Corridors of Power: Mercenaries, Treasure Hunters, and U.S.-U.K. Relations

Corridors of Power: Mercenaries, Treasure Hunters, and U.S.-U.K. Relations

HIRED GUNS IN IRAQ -- Two years ago, the United Nations set up the U.N. Working Group on the Use of Mercenaries, hoping to discourage the use of private armies, and to push more nations to sign the 1989 U.N. Mercenary Convention. Mercenaries in the classic definition of proxy fighters are not very much in evidence these days, but the United Nations has broadened the term to include hired guns for protection -- and that business is booming. Some 48,000 foreign civilians are employed as security guards in Iraq alone, where they provide protection for government officials, businessmen, journalists, industrial installations, ministries and everything in between.

Last week, a group from the UNWG (as it's known) was in Chile looking into the recruitment of Chileans for Iraq. The Santiago Times newspaper reported that at least 1,000 "former Chilean soldiers" are now working for security firms in Iraq, along with Hondurans, Ecuadorians, Peruvians, Fijians -- but also Britons, Americans and other Europeans.

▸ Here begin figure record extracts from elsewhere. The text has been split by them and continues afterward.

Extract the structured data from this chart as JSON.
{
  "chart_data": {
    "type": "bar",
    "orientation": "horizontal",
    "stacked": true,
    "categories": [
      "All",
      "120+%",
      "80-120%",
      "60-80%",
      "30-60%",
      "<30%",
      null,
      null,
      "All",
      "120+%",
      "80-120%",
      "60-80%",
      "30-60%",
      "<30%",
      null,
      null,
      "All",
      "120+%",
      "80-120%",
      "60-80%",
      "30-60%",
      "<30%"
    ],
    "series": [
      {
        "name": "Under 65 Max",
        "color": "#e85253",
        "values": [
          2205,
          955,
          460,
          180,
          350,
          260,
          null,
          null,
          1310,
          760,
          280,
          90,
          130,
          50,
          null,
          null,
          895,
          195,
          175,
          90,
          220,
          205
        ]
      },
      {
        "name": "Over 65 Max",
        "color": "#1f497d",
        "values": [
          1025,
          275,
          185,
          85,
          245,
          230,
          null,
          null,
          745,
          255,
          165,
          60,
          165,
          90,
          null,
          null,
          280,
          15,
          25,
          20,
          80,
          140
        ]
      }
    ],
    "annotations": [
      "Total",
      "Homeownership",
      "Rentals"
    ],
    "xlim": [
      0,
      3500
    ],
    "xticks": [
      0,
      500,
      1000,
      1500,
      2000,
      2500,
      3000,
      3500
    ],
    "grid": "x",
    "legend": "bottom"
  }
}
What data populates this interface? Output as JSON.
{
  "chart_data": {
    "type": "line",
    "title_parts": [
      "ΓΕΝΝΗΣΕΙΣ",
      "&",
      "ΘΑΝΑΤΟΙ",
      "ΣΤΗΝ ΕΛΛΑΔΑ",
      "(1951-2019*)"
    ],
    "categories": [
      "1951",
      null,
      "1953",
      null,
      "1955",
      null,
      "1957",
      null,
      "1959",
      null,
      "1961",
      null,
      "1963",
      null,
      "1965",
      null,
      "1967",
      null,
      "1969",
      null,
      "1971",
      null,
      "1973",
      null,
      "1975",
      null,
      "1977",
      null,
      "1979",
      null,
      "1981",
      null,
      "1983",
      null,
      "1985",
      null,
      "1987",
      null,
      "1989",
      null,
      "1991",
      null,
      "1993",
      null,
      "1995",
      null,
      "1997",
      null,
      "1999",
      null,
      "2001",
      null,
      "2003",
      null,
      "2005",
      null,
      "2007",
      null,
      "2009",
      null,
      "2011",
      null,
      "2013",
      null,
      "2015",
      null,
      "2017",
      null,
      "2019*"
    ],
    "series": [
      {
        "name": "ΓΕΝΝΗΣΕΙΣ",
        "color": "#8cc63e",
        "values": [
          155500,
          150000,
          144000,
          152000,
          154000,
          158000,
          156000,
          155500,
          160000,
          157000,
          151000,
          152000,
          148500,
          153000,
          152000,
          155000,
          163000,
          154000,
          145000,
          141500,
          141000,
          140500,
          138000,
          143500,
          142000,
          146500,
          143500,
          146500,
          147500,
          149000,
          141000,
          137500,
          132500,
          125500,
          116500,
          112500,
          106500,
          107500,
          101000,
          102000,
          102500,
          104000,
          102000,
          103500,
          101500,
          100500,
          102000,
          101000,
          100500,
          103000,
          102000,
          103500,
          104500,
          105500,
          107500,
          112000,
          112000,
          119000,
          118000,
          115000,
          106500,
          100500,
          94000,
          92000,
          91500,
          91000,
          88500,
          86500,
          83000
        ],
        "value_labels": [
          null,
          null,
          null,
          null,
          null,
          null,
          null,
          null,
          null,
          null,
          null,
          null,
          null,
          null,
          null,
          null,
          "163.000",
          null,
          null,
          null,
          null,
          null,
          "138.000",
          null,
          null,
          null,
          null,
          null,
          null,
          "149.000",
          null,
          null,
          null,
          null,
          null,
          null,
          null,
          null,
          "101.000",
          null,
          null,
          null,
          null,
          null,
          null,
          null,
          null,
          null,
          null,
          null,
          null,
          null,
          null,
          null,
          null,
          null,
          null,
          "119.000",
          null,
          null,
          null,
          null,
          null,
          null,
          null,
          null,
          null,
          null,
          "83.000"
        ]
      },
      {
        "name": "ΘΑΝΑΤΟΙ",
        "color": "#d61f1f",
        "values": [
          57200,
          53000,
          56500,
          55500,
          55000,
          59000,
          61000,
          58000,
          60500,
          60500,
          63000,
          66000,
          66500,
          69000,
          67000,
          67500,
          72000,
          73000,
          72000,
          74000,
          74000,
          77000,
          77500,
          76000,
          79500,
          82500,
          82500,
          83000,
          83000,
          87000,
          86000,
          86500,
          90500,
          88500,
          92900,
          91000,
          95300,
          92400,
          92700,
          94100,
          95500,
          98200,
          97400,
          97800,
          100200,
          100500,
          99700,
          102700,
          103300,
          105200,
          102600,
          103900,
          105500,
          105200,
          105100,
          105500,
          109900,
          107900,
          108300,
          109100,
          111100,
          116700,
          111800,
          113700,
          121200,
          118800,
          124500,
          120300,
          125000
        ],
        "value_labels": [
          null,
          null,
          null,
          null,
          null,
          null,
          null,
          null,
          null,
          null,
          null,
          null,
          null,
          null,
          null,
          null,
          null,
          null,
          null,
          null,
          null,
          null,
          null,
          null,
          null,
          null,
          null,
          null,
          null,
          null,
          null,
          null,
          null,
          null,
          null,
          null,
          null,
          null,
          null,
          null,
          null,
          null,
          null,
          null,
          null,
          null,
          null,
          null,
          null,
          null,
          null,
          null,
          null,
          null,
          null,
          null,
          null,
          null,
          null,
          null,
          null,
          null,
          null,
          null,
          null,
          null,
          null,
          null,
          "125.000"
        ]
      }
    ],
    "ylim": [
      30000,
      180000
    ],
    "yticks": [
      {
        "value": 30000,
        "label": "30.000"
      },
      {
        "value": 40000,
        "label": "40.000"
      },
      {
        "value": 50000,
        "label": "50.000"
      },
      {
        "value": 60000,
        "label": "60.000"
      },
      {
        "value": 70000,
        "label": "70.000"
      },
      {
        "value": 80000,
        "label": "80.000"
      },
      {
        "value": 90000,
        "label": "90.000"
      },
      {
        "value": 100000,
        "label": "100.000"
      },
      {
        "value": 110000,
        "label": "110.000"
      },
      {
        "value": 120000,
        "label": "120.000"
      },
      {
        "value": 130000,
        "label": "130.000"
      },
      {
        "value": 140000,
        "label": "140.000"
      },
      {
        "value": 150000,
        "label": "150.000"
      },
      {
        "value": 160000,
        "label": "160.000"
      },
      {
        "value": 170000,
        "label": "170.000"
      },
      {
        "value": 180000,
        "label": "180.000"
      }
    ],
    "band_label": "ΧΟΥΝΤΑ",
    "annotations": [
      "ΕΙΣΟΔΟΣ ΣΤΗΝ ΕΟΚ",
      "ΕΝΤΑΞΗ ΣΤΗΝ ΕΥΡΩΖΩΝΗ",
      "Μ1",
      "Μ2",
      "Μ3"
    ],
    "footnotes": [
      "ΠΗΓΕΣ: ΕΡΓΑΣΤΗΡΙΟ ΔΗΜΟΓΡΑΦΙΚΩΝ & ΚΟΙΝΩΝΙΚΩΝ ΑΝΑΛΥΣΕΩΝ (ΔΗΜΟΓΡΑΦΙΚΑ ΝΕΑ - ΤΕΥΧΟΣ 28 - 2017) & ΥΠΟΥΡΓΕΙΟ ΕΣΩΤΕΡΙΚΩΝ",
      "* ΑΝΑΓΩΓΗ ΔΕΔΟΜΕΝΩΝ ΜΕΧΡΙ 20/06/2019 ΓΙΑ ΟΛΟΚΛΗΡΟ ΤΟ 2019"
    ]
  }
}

Despite the risks (over 1,000 killed, and hundreds wounded) it's not difficult to see the allure of civilian security contract work. A Chilean guarding a ground facility such as an embassy earns $3,000 a month: for mobile security assignments, with their high risk of roadside bombs, monthly pay can be as high as $12,000 -- "astronomical by Chilean standards," gasps the Santiago Times. Not bad almost anywhere else, either.